Bisbille au syndicat des cols blancs de Gatineau

Indépendant depuis sa création lors de la fusion municipale, le syndicat des cols blancs de Gatineau pourrait s'affilier à une grande centrale dans le but de faire avancer des négociations qui traînent en longueur, une avenue qui sème la bisbille au sein de l'exécutif actuel.
Sans contrat de travail depuis le 31 décembre 2014, les cols blancs de Gatineau sont actuellement courtisés par différents acteurs du monde syndical, qu'il s'agisse des membres de leur exécutif ou de représentants de centrales syndicales.
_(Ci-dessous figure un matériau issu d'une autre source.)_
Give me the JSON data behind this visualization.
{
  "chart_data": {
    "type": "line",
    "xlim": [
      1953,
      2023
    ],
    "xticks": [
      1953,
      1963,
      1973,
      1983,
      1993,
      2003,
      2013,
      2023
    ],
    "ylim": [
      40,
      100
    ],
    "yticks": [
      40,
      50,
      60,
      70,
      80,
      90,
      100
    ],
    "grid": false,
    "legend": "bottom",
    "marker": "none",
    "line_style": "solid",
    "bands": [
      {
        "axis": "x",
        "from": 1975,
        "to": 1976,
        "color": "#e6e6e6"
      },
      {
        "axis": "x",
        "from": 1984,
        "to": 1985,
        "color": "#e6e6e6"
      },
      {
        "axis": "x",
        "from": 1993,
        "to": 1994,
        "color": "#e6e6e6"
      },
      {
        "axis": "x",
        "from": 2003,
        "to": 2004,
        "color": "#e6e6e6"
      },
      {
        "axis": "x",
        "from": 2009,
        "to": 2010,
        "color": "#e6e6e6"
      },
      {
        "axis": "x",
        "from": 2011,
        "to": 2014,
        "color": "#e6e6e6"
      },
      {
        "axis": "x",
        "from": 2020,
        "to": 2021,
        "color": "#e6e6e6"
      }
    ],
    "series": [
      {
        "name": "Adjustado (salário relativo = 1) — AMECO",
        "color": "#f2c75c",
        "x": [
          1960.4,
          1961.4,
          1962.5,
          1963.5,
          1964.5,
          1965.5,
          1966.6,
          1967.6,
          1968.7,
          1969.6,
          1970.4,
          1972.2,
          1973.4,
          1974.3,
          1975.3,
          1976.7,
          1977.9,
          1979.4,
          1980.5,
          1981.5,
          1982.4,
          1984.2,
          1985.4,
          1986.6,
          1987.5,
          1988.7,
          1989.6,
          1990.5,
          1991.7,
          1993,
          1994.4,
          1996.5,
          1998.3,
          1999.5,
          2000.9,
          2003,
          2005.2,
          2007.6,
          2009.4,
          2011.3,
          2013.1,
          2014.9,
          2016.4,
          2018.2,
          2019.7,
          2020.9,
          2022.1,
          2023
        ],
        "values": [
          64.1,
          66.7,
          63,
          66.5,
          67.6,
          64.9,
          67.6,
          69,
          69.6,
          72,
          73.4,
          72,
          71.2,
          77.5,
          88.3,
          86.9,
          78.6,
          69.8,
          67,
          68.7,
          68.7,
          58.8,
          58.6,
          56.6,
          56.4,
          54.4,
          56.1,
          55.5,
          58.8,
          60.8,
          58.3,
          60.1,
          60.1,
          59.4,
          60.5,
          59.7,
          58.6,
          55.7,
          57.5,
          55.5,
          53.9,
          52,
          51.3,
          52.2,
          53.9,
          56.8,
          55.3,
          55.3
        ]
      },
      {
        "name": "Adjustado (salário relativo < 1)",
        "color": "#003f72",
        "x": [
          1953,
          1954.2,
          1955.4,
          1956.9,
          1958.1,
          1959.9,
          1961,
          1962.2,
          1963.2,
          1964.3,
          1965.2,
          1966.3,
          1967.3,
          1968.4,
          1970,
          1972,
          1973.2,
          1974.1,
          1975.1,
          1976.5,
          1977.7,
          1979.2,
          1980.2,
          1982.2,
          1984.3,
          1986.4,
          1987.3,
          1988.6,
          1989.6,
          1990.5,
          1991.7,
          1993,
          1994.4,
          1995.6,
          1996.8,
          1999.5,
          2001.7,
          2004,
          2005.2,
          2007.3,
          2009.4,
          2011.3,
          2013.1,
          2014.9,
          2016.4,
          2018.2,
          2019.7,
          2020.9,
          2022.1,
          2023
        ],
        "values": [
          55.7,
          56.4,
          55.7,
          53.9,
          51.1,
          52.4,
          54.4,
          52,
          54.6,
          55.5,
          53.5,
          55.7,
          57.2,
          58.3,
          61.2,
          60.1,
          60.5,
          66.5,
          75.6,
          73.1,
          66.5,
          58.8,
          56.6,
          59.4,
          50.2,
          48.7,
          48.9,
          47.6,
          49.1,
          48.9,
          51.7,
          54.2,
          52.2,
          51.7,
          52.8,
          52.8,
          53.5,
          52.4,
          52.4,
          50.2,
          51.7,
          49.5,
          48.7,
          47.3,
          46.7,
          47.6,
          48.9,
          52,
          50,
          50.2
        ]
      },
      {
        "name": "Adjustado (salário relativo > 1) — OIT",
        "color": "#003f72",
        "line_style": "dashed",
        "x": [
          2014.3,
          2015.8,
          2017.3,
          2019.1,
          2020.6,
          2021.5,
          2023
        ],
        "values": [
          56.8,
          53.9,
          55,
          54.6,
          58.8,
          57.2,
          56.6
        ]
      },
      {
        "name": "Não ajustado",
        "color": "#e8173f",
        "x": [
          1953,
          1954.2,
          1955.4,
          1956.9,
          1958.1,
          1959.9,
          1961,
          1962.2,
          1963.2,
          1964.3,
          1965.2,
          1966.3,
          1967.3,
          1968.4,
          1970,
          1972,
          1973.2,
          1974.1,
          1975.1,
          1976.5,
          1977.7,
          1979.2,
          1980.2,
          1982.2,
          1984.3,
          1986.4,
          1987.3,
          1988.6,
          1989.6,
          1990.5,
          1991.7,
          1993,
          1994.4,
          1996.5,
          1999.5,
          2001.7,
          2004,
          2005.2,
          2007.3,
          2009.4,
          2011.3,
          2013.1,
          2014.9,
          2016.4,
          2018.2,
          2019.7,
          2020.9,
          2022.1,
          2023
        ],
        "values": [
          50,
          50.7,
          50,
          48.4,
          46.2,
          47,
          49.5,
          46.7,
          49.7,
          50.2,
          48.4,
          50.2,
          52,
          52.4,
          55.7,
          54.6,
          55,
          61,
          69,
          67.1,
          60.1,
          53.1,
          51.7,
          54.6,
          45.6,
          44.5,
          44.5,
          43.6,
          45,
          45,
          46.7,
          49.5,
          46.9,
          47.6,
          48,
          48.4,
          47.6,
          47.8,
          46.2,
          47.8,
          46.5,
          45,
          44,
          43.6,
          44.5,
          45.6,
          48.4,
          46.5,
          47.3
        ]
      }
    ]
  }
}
Le site Internet du syndicat, qui compte environ 1000 membres, fait d'ailleurs état au grand jour des arguments sur lesquels s'appuient les membres de l'exécutif prônant le maintien du statu quo et ceux qui souhaitent une affiliation avec le Syndicat canadien de la fonction publique (SCFP). 
Diverses publications sur Facebook font également valoir les points de vue de tout un chacun, tandis que la Confédération des syndicats nationaux (CSN) tente, elle aussi, de séduire les syndiqués.
Les partisans du statu quo souhaitent que leur unité garde son indépendance, en accusant notamment le président Marc Demers de vouloir « abandonner » la « liberté financière » du syndicat en raison des frais inhérents à une affiliation à une centrale. Ceux qui souhaitent se joindre au SCFP évoquent quant à eux des économies, entre autres au niveau des frais d'avocats, de même que l'accès à un fonds de grève.
Les membres du syndicat des cols blancs avaient voté en faveur d'un mandat de grève dans une proportion de 90,5 % en juillet dernier. 
Des dizaines de syndiqués avaient aussi fait entendre leur mécontentement lors de la séance du conseil municipal du 29 août dernier.